Old school style aside, the game does attempt to break out from the norm. The first way is by offering upgrades to moves. Having the ability to look outside just ‘punch, kick, jump’ is going above and beyond with this genre. 99Vidas also takes the simple concept of the genre and adds some mixture to simple controls of jump, kick and punch. There are multi-combination actions, where you can push multiple buttons to perform special moves, sometimes enormously powerful ones.
In addition to the above ways, the game also allows for unlockable characters, a concept that didn’t rear its head until the Street Fighters of the world emerged onto the scene with unlockable add-ons as reward for defeating the game. As you progress and succeed in 99Vidas, then you will have the chance to uncover more players. Not too bad for a worn out genre, right?

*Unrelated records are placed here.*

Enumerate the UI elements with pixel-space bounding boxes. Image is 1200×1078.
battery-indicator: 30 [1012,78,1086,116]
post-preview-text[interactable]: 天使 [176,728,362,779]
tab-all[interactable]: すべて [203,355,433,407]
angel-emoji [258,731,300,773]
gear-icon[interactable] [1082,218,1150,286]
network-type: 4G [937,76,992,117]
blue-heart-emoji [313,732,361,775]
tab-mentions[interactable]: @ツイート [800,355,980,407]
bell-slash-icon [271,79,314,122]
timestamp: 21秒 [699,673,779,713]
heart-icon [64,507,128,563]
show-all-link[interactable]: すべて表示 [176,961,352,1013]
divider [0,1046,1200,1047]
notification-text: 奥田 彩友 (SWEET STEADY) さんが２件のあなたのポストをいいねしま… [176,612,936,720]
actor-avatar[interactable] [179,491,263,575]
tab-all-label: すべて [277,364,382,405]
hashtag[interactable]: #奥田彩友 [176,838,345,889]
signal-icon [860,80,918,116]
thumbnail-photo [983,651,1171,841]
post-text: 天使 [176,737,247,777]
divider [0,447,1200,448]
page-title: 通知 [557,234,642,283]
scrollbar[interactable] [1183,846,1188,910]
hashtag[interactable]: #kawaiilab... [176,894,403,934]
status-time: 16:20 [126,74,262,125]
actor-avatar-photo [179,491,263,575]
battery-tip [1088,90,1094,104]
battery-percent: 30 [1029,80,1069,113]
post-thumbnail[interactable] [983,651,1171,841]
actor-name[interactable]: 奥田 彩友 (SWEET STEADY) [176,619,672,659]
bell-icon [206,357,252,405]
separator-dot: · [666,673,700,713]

The last thing that makes this different, but somewhat the same if you look at it hard enough, is the ability to play co-op locally or online. While I didn’t get to try these out, as we didn’t have another code or know anyone to play online, the mere concept of it is interesting and it adds some depth to the game, as well as bringing back some old concepts with new online twists. Anytime you can improve an old concept well, then you’re doing it right.
Anyway, there is enough separation here with the usual blueprint for this genre to make 99Vidas worth a go. As gameplay goes, it’s easy to pick up and play, as well as stupid fun from beginning to end. 99Vidas makes me want to break open my old Streets of Rage game and have another go with it. It shows that games like that still have legs and can be exciting to play.